‘Other Side of Heaven’ may be hell for some

Your enjoyment of “The Other Side of Heaven,” about a young, fresh-faced Mormon missionary who travels to the remote Tongan islands in the South Pacific during the 1950s, depends greatly on your appetite for wholesome family entertainment and your immediate reaction to proselytizing.

The film is absolutely unswaying in its determination to show conversion of an indigenous people to Mormonism as an important endeavor. If the idea of the white man arriving on foreign shores to show wary natives the true light is abhorrent to you, the simplistic “Heaven” will quite likely be more like hell.

Based on the memoir, “In the Eye of the Storm,” “The Other Side of Heaven” follows John Groberg (Christopher Gorham) across the ocean to an island where no one speaks his language or has ever seen a white man. John leaves behind an extraordinarily patient fiancee, Jean (Anne Hathaway, “The Princess Diaries”), whose role is primarily to wait for John’s two-year stint in the Pacific to be over.
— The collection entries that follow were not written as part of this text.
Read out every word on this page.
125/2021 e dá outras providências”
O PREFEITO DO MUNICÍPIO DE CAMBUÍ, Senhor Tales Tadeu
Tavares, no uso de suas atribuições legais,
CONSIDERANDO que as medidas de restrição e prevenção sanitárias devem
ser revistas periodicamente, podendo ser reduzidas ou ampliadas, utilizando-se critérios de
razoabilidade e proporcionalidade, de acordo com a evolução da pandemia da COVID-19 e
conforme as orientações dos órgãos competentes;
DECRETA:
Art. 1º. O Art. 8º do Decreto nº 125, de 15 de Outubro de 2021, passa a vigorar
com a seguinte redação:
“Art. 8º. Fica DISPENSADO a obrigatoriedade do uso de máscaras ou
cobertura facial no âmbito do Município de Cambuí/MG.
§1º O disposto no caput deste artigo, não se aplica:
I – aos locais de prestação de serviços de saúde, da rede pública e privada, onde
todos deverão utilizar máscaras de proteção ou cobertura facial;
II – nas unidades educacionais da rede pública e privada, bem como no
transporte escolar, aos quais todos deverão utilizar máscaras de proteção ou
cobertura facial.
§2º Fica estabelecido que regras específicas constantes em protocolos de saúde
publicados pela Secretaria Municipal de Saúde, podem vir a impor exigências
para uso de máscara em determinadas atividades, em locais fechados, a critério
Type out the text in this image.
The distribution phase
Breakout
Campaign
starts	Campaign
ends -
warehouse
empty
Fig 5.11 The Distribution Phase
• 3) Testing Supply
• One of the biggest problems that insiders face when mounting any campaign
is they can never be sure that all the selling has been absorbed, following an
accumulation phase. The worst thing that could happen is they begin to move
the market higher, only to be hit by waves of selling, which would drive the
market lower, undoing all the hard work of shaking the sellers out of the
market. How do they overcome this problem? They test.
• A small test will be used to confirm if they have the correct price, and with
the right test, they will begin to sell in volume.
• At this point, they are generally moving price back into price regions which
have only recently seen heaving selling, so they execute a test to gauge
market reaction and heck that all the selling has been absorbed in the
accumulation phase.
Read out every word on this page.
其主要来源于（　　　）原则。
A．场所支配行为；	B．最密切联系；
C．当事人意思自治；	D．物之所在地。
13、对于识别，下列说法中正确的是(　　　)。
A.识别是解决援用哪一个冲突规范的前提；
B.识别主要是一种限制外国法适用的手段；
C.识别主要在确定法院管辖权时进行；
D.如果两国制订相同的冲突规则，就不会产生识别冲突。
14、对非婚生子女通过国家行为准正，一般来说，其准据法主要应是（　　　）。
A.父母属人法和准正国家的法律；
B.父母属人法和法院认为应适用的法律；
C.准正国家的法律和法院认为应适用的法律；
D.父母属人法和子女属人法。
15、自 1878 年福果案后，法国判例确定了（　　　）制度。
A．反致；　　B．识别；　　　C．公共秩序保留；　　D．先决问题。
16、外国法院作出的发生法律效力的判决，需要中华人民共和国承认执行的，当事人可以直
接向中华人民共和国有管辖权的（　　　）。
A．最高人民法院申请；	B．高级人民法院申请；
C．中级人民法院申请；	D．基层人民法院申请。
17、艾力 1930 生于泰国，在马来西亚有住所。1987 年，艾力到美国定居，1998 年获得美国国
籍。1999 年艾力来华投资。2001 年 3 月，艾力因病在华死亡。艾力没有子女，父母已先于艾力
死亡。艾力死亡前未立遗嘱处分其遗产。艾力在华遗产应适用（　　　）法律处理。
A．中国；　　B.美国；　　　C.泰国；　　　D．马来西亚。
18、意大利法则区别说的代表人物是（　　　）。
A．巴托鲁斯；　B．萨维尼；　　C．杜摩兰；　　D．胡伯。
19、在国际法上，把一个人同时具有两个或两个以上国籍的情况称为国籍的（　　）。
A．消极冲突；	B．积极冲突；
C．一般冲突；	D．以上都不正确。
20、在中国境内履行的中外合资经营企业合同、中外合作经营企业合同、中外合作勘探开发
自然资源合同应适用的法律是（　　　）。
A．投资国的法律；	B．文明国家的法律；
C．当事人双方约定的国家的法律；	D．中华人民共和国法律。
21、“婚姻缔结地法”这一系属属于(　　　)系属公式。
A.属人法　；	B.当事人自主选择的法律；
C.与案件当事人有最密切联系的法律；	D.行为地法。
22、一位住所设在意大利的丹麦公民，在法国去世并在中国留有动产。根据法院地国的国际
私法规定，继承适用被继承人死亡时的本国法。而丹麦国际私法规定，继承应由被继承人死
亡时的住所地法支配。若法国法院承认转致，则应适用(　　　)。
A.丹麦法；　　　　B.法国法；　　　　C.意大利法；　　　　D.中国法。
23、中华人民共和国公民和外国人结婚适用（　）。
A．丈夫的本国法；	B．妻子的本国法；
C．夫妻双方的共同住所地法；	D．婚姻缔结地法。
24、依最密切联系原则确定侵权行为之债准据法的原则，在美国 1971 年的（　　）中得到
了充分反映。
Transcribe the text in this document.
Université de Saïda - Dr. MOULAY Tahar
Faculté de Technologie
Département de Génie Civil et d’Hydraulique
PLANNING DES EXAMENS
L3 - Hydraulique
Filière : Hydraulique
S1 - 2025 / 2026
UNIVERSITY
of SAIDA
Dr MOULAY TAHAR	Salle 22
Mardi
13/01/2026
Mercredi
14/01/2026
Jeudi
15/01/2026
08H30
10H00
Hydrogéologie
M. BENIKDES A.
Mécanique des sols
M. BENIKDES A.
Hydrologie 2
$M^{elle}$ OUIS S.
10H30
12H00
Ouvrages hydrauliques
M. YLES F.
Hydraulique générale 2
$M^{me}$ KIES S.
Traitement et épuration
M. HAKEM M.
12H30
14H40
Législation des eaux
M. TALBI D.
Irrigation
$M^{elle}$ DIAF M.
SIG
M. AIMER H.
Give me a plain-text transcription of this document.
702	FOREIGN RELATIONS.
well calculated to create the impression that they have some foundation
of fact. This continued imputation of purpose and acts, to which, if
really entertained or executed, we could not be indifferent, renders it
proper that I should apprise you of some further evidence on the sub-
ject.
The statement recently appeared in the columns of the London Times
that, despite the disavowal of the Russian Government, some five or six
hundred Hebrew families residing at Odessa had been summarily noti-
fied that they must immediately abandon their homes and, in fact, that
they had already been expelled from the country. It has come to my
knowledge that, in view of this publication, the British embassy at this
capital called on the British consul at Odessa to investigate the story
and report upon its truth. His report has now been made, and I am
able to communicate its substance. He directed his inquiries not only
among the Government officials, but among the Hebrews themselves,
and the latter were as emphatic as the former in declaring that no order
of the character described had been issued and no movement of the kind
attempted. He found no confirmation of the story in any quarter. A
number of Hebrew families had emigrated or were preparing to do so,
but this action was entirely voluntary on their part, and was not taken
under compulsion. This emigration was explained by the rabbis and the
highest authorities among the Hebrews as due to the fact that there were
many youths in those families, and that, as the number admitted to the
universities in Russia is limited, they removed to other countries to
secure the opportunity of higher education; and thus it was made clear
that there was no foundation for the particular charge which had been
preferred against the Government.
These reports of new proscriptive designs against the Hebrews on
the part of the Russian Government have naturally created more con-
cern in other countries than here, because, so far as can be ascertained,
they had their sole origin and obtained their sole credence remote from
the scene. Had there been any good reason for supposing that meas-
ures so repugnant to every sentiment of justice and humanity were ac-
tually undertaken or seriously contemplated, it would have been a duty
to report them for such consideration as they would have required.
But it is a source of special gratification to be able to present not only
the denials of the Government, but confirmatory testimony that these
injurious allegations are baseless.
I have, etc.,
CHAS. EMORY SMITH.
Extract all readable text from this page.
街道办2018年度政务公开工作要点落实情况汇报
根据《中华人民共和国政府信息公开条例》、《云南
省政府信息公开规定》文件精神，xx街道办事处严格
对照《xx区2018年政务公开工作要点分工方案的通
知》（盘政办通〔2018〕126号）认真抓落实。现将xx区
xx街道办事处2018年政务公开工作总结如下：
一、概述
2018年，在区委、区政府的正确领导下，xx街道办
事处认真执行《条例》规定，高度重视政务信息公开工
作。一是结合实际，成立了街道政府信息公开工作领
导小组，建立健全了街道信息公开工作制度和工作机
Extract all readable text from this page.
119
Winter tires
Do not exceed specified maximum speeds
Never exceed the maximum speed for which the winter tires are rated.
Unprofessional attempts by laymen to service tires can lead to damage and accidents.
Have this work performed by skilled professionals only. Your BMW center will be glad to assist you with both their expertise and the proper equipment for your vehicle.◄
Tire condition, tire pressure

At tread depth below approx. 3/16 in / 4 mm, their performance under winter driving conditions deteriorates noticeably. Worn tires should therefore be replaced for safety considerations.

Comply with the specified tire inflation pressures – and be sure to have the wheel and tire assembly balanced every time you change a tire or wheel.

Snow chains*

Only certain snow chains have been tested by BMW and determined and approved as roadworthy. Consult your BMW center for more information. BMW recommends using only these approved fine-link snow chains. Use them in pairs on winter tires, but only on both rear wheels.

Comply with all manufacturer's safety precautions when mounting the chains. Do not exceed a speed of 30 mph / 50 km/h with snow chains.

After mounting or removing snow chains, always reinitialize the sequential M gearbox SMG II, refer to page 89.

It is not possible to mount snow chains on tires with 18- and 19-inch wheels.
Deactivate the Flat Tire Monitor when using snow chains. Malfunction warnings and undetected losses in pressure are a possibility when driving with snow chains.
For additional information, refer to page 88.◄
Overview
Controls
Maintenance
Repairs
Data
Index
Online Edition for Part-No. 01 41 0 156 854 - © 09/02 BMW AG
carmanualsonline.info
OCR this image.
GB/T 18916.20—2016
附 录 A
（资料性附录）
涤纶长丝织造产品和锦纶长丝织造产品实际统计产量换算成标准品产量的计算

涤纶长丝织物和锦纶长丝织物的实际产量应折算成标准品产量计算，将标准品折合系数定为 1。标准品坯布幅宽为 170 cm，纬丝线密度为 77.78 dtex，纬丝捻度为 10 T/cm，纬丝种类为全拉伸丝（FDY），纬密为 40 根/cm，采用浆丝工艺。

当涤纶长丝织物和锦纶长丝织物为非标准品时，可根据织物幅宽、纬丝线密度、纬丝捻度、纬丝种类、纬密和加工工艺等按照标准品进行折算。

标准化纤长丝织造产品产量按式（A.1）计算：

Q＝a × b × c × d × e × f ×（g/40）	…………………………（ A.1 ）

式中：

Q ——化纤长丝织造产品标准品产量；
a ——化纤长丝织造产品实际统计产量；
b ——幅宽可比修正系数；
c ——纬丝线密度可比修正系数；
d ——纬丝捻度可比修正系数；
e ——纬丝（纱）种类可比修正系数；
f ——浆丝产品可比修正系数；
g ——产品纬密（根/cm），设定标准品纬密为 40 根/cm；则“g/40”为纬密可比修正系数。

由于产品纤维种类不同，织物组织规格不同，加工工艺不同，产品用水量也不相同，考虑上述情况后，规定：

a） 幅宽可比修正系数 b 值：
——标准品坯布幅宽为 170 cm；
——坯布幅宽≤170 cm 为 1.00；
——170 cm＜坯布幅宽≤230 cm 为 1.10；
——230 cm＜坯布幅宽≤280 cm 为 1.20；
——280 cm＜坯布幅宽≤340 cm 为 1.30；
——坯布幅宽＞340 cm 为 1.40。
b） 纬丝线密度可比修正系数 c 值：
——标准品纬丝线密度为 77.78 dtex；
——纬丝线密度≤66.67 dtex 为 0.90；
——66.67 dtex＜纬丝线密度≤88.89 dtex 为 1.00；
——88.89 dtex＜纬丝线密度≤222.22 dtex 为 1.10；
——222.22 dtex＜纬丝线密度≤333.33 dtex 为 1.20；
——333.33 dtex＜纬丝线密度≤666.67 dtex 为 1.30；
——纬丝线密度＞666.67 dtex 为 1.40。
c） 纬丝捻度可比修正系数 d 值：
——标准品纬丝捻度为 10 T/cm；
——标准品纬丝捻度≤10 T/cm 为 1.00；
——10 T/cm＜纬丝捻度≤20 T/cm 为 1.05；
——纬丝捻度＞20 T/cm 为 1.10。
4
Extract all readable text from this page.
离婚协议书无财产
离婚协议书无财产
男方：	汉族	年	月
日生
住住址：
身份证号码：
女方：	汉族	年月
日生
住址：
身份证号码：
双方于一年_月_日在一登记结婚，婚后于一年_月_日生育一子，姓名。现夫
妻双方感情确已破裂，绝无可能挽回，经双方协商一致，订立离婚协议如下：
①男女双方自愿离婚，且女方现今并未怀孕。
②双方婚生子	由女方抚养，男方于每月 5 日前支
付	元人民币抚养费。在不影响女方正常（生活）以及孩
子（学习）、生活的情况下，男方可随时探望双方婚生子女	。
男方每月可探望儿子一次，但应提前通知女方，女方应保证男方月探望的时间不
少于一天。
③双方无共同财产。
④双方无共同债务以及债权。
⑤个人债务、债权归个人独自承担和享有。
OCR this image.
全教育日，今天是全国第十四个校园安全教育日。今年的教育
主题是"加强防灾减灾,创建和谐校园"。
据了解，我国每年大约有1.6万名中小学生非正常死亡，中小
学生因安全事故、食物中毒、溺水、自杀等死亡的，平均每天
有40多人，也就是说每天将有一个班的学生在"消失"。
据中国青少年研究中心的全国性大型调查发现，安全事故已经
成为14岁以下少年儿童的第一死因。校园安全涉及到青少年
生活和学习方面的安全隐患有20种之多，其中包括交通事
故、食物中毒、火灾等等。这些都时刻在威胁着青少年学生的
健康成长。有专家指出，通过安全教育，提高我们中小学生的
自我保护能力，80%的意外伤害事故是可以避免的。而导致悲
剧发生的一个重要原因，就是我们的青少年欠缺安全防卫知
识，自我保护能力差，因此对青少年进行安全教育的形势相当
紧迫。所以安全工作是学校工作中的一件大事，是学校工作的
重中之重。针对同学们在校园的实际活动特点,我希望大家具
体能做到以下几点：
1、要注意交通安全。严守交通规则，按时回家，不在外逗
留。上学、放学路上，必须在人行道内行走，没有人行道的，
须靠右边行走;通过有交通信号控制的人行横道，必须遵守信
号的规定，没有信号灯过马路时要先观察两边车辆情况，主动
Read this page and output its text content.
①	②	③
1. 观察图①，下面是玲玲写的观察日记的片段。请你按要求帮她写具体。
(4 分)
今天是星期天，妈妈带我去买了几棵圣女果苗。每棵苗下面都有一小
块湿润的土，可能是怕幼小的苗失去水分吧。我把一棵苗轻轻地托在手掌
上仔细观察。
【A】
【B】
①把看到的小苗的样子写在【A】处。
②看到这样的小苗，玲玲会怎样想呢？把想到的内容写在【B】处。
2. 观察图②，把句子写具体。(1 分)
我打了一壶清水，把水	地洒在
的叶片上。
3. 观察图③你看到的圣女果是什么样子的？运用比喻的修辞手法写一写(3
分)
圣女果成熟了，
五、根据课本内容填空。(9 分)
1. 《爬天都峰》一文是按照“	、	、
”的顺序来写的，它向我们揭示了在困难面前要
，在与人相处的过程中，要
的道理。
In the meantime, they exchange remarkably uninteresting love letters while John learns the language by reading the Bible in four days. He also performs a miracle to earn the trust of the islanders. Gorham is likable, but we never really understand why John is considered such a great teacher because we never really see or hear his teachings.

There are certain things required in such a film: a rival minister who warns his flock not to trust the newcomer; a moment in which the missionary will prove his mettle and God’s strength (in this case by walking on rat-gnawed feet); a big storm that wreaks havoc on a simple village; a friend’s death that teaches the missionary about suffering. These elements and others equally predetermined are present; and a predictability overtakes the film despite a dogged earnestness overall and even a fairly realistic storm scene.

Yet, even to a charitable viewer, “The Other Side of Heaven” will feel like a piece of propaganda.